Márcio de Almeida Monteiro, bancário da agência da Caixa Econômica Federal de Taquarituba/SP, em depoimento na esfera administrativa, disse que os Termos de Verificação de Valores - TVVs geralmente não eram realizados e, quando aconteciam, os caixas conferiam os malotes uns dos outros e o tesoureiro conferia o numerário do cofre. Afirmou que, nas vezes que realizaram a verificação, ele pessoalmente conferia o dinheiro dos malotes dos caixas, do cofre e dos ATMs. Declarou não se lembrar da realização de nenhum Termo de Verificação de Valores - TVV de data incerta. Disse que o Gerente Geral, presidente da comissão, algumas vezes não solicitava que fossem realizados, mas quando não realizavam, os Termos de Verificação de Valores - TVVs eram apenas assinados e digitados. Falou que a comissão não realizava a contagem física de todo o numerário, pois não recebia ordem do presidente da comissão. Esclareceu que, em 31.07.13, não foi realizada a conferência, apenas assinados os formulários do Termo de Verificação de Valores - TVV. Afirmou que as auditorias nos ATMs também não eram realizadas, desconhecendo quem fazia a conferência, sendo comum Raimundo realizá-la sozinho. Informou que, como substituto eventual do tesoureiro, tem a senha eletrônica do cofre, mas não a senha do segredo mecânico e que, fora os períodos de substituição, teve acesso ao cofre apenas um dia em que foi solicitado pelo Gerente Bruno para que colocasse a senha enquanto aguardava Raimundo voltar do almoço. Afirmou que, até o momento em que ocorreu a diferença nos ATMs, não havia Ordem de Serviço de designação dos membros para o Termo de Verificação de Valores - TVV, que foi feita pelo Gerente Geral Afonso e assinada posteriormente ao acontecido (fl. 19, volume I, do Apenso I).

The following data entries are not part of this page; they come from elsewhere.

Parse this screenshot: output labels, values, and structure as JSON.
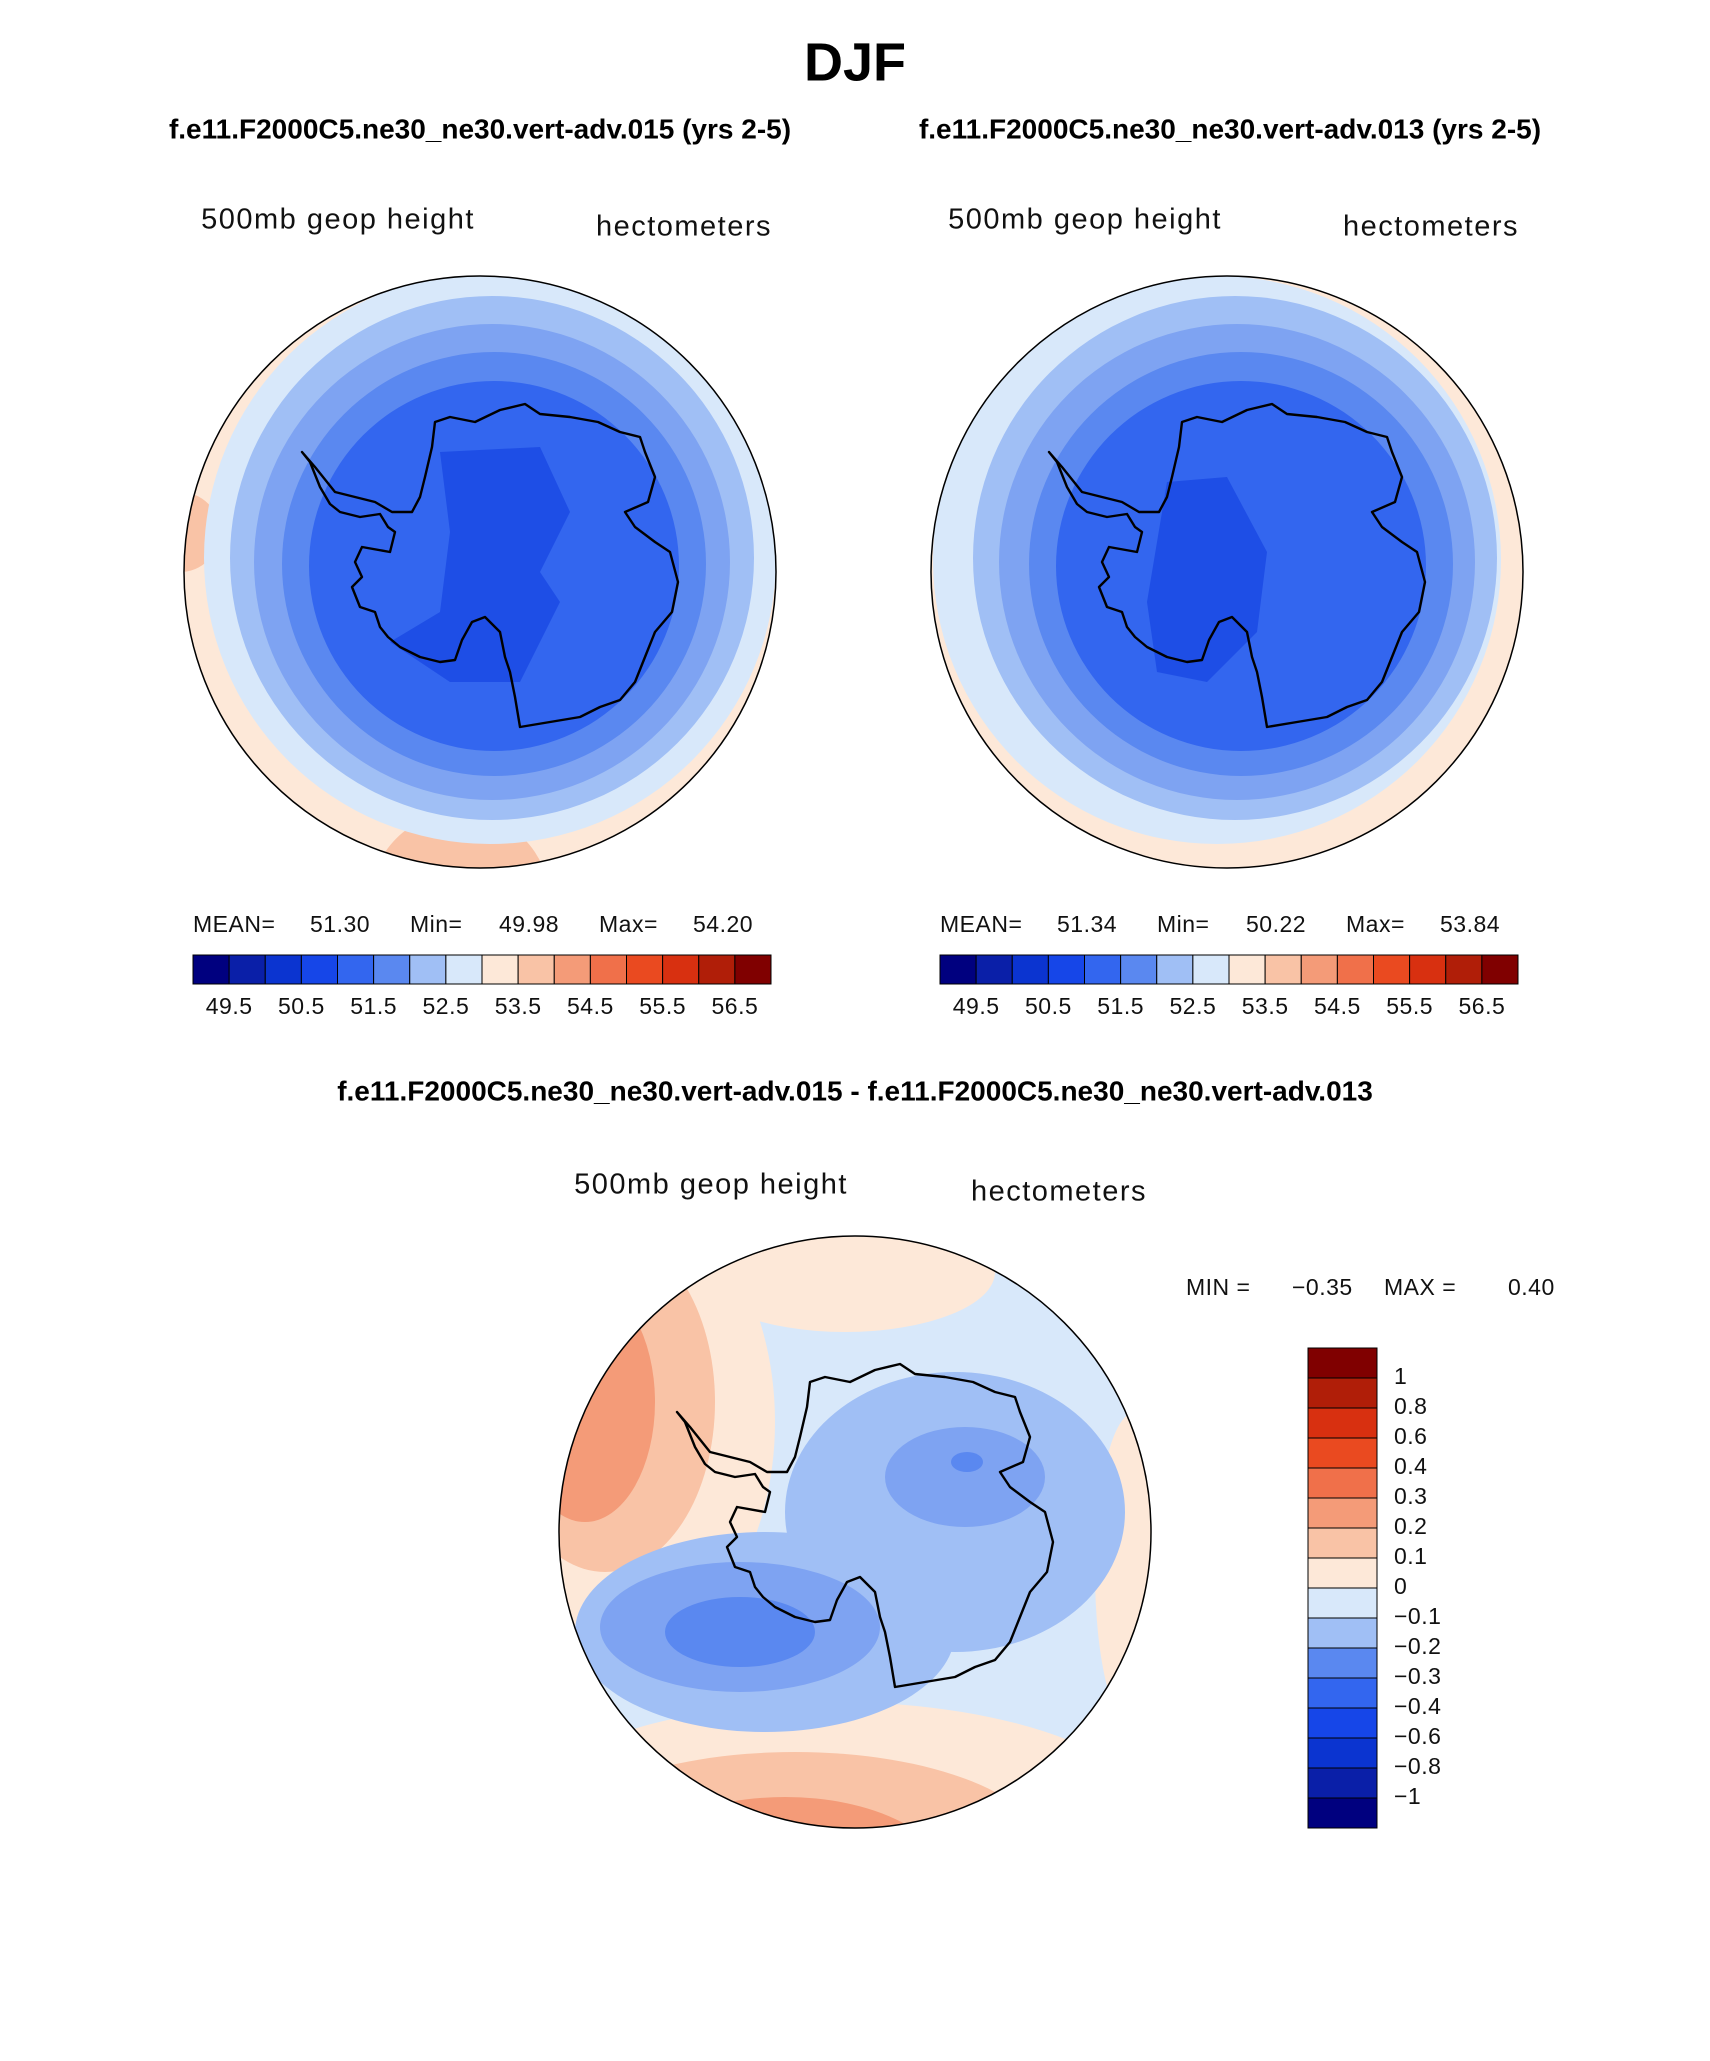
{
  "header": {
    "title": "DJF"
  },
  "panels": [
    {
      "subtitle": "f.e11.F2000C5.ne30_ne30.vert-adv.015 (yrs 2-5)",
      "left_label": "500mb  geop  height",
      "right_label": "hectometers",
      "stats": [
        {
          "label": "MEAN=",
          "value": "51.30"
        },
        {
          "label": "Min=",
          "value": "49.98"
        },
        {
          "label": "Max=",
          "value": "54.20"
        }
      ],
      "colorbar_labels": [
        "49.5",
        "50.5",
        "51.5",
        "52.5",
        "53.5",
        "54.5",
        "55.5",
        "56.5"
      ]
    },
    {
      "subtitle": "f.e11.F2000C5.ne30_ne30.vert-adv.013 (yrs 2-5)",
      "left_label": "500mb  geop  height",
      "right_label": "hectometers",
      "stats": [
        {
          "label": "MEAN=",
          "value": "51.34"
        },
        {
          "label": "Min=",
          "value": "50.22"
        },
        {
          "label": "Max=",
          "value": "53.84"
        }
      ],
      "colorbar_labels": [
        "49.5",
        "50.5",
        "51.5",
        "52.5",
        "53.5",
        "54.5",
        "55.5",
        "56.5"
      ]
    }
  ],
  "difference": {
    "title": "f.e11.F2000C5.ne30_ne30.vert-adv.015 - f.e11.F2000C5.ne30_ne30.vert-adv.013",
    "left_label": "500mb  geop  height",
    "right_label": "hectometers",
    "stats": [
      {
        "label": "MIN =",
        "value": "−0.35"
      },
      {
        "label": "MAX =",
        "value": "0.40"
      }
    ],
    "colorbar_labels": [
      "1",
      "0.8",
      "0.6",
      "0.4",
      "0.3",
      "0.2",
      "0.1",
      "0",
      "−0.1",
      "−0.2",
      "−0.3",
      "−0.4",
      "−0.6",
      "−0.8",
      "−1"
    ]
  }
}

Em seu segundo depoimento em sede administrativa deu nova versão aos fatos, alegando que seu primeiro depoimento se deu para agradar Raimundo Guedes. Disse que a OS n. 007/12 foi assinada entre 26.08.13 e 28.08.13, sendo-lhe entregue pelo Gerente Geral Afonso, o qual acredita que a tenha elaborado, buscando livrar-se de uma responsabilização por não a ter feito no início de sua gestão. Declarou que não se lembra de ter participado dos Termos de Verificação de Valores - TVVs de 31.01.13, de 28.02.13, de 28.03.13, de 30.04.13, de 31.05.13, de 28.06.13, e de 31.07.13, tendo apenas recebido e assinado o formulário como de costume. Quanto ao Termo de Verificação de Valores - TVV de 21.08.13, afirmou que participou e que todas as conferências após a constatação de 15.08.13 foram efetivamente realizadas. Acrescentou que estranha o fato de nenhum cliente ter reclamado da dispensa de cédulas em duplicidade e o fato de o ATM 1007 ter apresentado a maior diferença de valor, pois é o menos utilizado pelos clientes (cfr. fls. 46/47, volume I, do Apenso I).

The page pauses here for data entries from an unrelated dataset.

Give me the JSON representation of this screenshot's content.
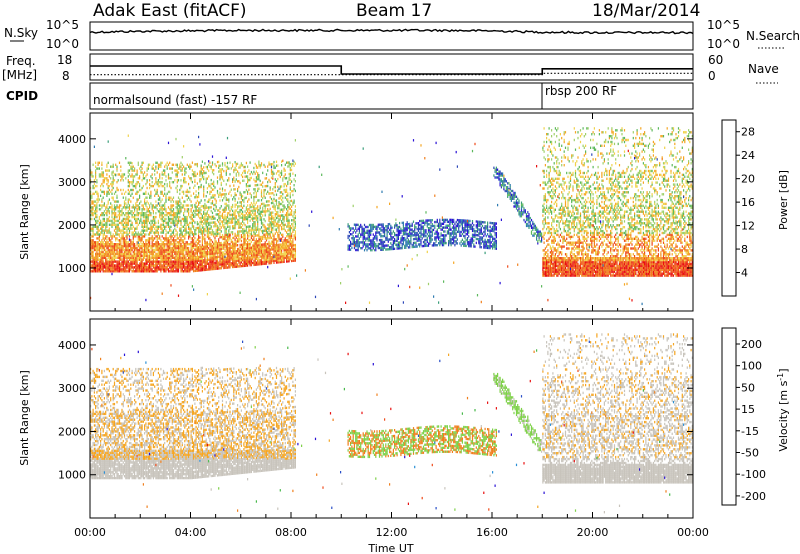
{
  "header": {
    "radar_title": "Adak East (fitACF)",
    "beam": "Beam 17",
    "date": "18/Mar/2014"
  },
  "labels": {
    "nsky": "N.Sky",
    "nsearch": "N.Search",
    "freq": "Freq.",
    "mhz": "[MHz]",
    "nave": "Nave",
    "cpid": "CPID",
    "cpid_left": "normalsound (fast) -157 RF",
    "cpid_right": "rbsp 200 RF",
    "ten_pow5": "10^5",
    "ten_pow0": "10^0",
    "freq_ticks": [
      "18",
      "8"
    ],
    "nave_ticks": [
      "60",
      "0"
    ]
  },
  "colors": {
    "power": [
      "#2a12d6",
      "#2c47b8",
      "#2e7bb0",
      "#3a9e7a",
      "#5cb85c",
      "#9ed06a",
      "#f0d24a",
      "#f5a623",
      "#f07f1d",
      "#ef4b1a",
      "#e81010"
    ],
    "velocity": [
      "#e81010",
      "#ef4b1a",
      "#f07f1d",
      "#f5a623",
      "#c8c4bc",
      "#c8c4bc",
      "#7fd14a",
      "#47b84a",
      "#2a8fd6",
      "#2a4fc8",
      "#2a12d6"
    ],
    "ground_scatter": "#c8c4bc"
  },
  "chart_data": [
    {
      "type": "line",
      "name": "N.Sky / N.Search",
      "ylabel": "N.Sky",
      "y2label": "N.Search",
      "yticks": [
        "10^0",
        "10^5"
      ],
      "approx_log_level_by_hour": [
        [
          0,
          3.6
        ],
        [
          2,
          3.8
        ],
        [
          4,
          3.9
        ],
        [
          6,
          4.0
        ],
        [
          8,
          4.0
        ],
        [
          10,
          4.0
        ],
        [
          12,
          4.0
        ],
        [
          14,
          4.0
        ],
        [
          16,
          3.9
        ],
        [
          18,
          3.6
        ],
        [
          20,
          3.5
        ],
        [
          22,
          3.5
        ],
        [
          24,
          3.5
        ]
      ]
    },
    {
      "type": "line",
      "name": "Freq / Nave",
      "ylabel": "Freq. [MHz]",
      "y2label": "Nave",
      "yticks": [
        "8",
        "18"
      ],
      "y2ticks": [
        "0",
        "60"
      ],
      "freq_steps": [
        [
          0,
          14
        ],
        [
          10,
          14
        ],
        [
          10,
          10
        ],
        [
          18,
          10
        ],
        [
          18,
          12.6
        ],
        [
          24,
          12.6
        ]
      ],
      "nave_steps": [
        [
          0,
          10
        ],
        [
          10,
          10
        ],
        [
          10,
          10
        ],
        [
          18,
          10
        ],
        [
          18,
          14
        ],
        [
          24,
          14
        ]
      ]
    },
    {
      "type": "heatmap",
      "name": "Power",
      "xlabel": "Time UT",
      "ylabel": "Slant Range [km]",
      "colorbar_label": "Power [dB]",
      "colorbar_ticks": [
        4,
        8,
        12,
        16,
        20,
        24,
        28
      ],
      "xticks": [
        "00:00",
        "04:00",
        "08:00",
        "12:00",
        "16:00",
        "20:00",
        "00:00"
      ],
      "yticks": [
        1000,
        2000,
        3000,
        4000
      ],
      "ylim": [
        0,
        4600
      ],
      "xlim_hours": [
        0,
        24
      ]
    },
    {
      "type": "heatmap",
      "name": "Velocity",
      "xlabel": "Time UT",
      "ylabel": "Slant Range [km]",
      "colorbar_label": "Velocity [m s^-1]",
      "colorbar_ticks": [
        "200",
        "100",
        "50",
        "15",
        "-15",
        "-50",
        "-100",
        "-200"
      ],
      "xticks": [
        "00:00",
        "04:00",
        "08:00",
        "12:00",
        "16:00",
        "20:00",
        "00:00"
      ],
      "yticks": [
        1000,
        2000,
        3000,
        4000
      ],
      "ylim": [
        0,
        4600
      ],
      "xlim_hours": [
        0,
        24
      ]
    }
  ],
  "axis": {
    "time_label": "Time UT",
    "slant_range": "Slant Range [km]",
    "power_label": "Power [dB]",
    "velocity_label": "Velocity [m s"
  }
}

Em sede policial e em Juízo ratificou as declarações que prestou em seu segundo depoimento administrativo (cfr. fl. 123 e mídia audiovisual à fl. 412).

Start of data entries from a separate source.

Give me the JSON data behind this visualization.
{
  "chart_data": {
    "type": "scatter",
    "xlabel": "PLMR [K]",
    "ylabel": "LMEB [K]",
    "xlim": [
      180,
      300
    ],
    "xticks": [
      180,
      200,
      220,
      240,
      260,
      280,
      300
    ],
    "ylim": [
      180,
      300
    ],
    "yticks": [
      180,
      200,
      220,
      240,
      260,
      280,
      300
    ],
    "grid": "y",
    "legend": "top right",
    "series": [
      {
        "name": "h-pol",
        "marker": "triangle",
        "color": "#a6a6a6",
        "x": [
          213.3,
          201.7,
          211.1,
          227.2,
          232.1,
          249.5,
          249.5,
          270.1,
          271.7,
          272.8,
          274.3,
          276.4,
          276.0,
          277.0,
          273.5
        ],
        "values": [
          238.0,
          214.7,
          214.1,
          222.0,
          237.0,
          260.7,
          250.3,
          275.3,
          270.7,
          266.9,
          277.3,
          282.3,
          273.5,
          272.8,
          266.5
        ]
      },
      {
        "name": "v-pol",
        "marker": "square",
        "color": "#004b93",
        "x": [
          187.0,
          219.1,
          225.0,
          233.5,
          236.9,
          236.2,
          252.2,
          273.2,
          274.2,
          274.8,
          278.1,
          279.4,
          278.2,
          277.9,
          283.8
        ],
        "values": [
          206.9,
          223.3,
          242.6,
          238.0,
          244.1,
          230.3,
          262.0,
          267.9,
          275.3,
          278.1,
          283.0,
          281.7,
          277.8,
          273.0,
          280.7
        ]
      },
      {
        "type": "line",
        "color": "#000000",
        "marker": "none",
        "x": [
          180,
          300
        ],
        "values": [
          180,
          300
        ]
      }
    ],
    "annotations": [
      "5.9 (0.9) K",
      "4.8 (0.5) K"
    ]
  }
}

A mesma circunstância se deu quanto aos depoimentos prestados por Ana Luiza Colturato Gonçalves. Em um primeiro momento, em suas declarações em sede administrativa, afirmou que Termos de Verificação de Valores - TVVs não eram realizados porque não havia comissão, recordando-se de ter participado poucas vezes da conferência dos itens. Falou que, naquele ano, não havia ainda uma Ordem de Serviço e que, na maioria dos Termos de Verificação de Valores - TVVs, somente assinava a planilha, acreditando que o tesoureiro realizava a conferência, mas sem ter certeza se lhe cabia essa atribuição. Acreditava que os Termos de Verificação de Valores - TVVs eram realizados em data incerta, por comunicação do Gerente Geral no mesmo dia e momento da realização, uma vez por mês, não se recordando do Termo de Verificação de Valores - TVV do final do mês. Afirmou que a conferência física foi realizada apenas nos primeiros meses, não sabendo informar porque alguns itens não eram conferidos, nem sabendo dizer se era pela confiança do gerente em Raimundo ou outro motivo. Esclareceu que auxiliava Márcio na contagem, sendo os malotes conferidos no próprio guichê do caixa e, na tesouraria, o numerário do cofre. Afirmou que o Termo de Verificação de Valores - TVV de 31.07 não foi realizado. Esclareceu que o responsável pelas auditorias nos ATMs era Raimundo, não sabendo informar como eram realizadas, sendo comum que Raimundo as realizasse sozinho. Não soube informar se outras pessoas teriam acesso ao numerário do cofre, possuindo apenas a senha mecânica. Informou que ninguém tem acesso ao numerário, com exceção de um dia em que Márcio precisou colocar a senha do cofre para a empresa "Protege", que havia vindo buscar o numerário no momento de almoço de Raimundo. Por fim, disse que a Ordem de Serviço da comissão de Termo de Verificação de Valores - TVV foi realizada apenas depois da diferença constatada nos ATMs e que, até o momento do depoimento, 19.11.13, não havia comissão de Termo de Verificação de Valores - TVV formalmente constituída (fl. 21, volume I, do Apenso I).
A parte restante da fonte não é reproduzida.